As privacy initiatives continue to shift the digital advertising world, measurement is one of the most significant areas impacted. Marketers have had to turn to new metrics to determine the effectiveness of their advertising.
Currently, most advertisers use viewability to measure the impact of their campaigns. However, we won't be able to accurately measure reach and frequency after we lose access to third-party cookies. Now, advertisers are turning to attention metrics as an alternative to reach and frequency metrics.
Attention metrics allow us to better understand how consumers engage with our advertising. These metrics bring us closer to understanding whether the campaigns truly influence buying behavior.
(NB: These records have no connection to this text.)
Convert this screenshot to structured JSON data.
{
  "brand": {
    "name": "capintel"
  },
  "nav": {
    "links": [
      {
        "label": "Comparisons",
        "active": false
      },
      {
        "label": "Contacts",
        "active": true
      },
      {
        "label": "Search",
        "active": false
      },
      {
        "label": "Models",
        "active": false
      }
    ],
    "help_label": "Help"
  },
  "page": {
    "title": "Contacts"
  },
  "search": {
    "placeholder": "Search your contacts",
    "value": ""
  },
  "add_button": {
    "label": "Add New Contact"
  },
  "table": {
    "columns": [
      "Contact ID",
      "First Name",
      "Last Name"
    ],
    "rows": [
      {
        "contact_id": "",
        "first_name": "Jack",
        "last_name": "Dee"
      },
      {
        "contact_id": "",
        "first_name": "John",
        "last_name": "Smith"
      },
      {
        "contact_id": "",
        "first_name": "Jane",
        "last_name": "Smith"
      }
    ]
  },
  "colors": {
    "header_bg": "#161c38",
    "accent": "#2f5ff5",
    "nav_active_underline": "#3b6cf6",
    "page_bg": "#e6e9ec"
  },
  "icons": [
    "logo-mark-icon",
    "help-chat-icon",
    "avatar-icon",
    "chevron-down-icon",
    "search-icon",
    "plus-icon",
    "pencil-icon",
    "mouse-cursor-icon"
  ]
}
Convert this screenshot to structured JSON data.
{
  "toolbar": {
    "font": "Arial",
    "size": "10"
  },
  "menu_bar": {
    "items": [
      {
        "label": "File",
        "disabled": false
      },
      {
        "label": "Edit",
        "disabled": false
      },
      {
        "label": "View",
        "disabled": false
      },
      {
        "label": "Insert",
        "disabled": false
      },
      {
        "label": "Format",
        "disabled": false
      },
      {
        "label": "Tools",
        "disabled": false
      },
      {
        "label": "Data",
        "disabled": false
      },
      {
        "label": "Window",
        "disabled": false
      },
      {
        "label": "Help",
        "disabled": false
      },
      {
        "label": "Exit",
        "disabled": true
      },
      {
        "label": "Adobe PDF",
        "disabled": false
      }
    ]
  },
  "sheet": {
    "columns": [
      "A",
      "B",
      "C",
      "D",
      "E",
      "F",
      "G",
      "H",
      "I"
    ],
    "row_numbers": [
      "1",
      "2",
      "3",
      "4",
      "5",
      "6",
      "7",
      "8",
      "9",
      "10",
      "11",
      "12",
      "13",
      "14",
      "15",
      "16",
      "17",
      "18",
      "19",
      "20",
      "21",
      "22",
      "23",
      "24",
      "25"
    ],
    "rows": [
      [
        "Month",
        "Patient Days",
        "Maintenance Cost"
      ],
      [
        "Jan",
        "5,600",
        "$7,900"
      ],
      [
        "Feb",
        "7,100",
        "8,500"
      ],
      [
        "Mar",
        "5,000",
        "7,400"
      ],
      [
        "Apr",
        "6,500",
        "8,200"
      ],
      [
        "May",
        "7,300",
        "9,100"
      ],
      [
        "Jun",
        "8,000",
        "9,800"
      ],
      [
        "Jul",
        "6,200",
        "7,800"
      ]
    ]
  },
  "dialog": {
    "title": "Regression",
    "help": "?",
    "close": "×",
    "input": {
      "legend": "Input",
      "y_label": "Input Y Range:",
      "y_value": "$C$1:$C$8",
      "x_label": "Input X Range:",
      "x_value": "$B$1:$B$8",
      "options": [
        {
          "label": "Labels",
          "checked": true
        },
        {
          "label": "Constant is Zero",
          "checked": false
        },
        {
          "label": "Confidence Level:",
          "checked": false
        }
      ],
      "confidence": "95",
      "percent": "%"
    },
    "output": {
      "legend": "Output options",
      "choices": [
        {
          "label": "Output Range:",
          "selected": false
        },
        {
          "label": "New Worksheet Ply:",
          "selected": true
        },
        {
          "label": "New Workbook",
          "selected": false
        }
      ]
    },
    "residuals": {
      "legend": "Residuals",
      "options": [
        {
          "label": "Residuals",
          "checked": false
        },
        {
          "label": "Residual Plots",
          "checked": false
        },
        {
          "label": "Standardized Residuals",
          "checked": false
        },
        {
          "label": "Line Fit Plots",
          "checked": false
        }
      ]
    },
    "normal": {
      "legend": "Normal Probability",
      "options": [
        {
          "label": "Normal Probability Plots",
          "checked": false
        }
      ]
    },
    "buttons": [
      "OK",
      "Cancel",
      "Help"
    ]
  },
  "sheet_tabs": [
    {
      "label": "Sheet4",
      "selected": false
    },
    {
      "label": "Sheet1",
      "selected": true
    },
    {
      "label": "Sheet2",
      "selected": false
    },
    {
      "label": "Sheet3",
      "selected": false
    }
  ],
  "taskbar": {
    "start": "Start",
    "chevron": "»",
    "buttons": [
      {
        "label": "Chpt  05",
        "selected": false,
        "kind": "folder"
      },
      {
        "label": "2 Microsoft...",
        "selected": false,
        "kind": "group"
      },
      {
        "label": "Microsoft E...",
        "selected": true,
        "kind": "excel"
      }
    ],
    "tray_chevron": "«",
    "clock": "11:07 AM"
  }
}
The individual metrics we would define as attention metrics are evolving. It started as general exposure time, in-view time, hover rate, and touch rate. Recently, we've seen the introduction of more sophisticated metrics such as biometric data (eye tracking and others) and new proprietary metrics from ad tech vendors.
Why is it important?
We rely on attention metrics because the assumption is that these metrics more closely align with the outcomes we're trying to achieve. We expected attention metrics to become more important, especially as measuring reach and frequency becomes more difficult.
While attention metrics could greatly benefit advertisers, it has challenges, too.
Currently, there is no industry standard for attention metrics. Since there's no standard, metrics do not align or match when comparing your campaign across different platforms. The inconsistency makes it difficult to understand the overall impact of your campaigns.
Biometric and panel data will be challenging to scale and could cause general privacy concerns. Some channels, like OOH, may not even be measurable using biometric data. Advertisers will need to decide how important this data is for them and at what scale.
The most significant risk for attention metrics is that it assumes the metrics we use to measure attention are the right ones. We're still learning and trying to determine which metrics forecast the true impact of campaigns.
What should you do about it?
Advertisers need to start monitoring and reporting on attention metrics. These metrics will be more important as the year progresses, meaning it is time to start measuring them.
Look at attention metrics from your programmatic campaigns alongside standard reach and frequency metrics. Consider testing what happens when you optimize to specific attention metrics.
As the industry starts to build standardization, you can expect to see more importance given to these metrics. Make sure you have a plan or understanding of how you might start incorporating attention metrics into your media buying and reporting.
TL;DR
As privacy changes disrupt traditional digital advertising measurements, advertisers are pivoting towards attention metrics as a new way to gauge campaign effectiveness, moving beyond mere viewability to understand real consumer engagement.
These metrics, including time spent, hover rate, and more advanced biometric data, aim to better predict advertising influence on buying behavior.
However, challenges like lack of standardization and potential privacy concerns complicate their adoption.
Despite these hurdles, advertisers must begin integrating attention metrics into their strategies, alongside traditional metrics, to remain ahead in measuring and optimizing campaign impact effectively.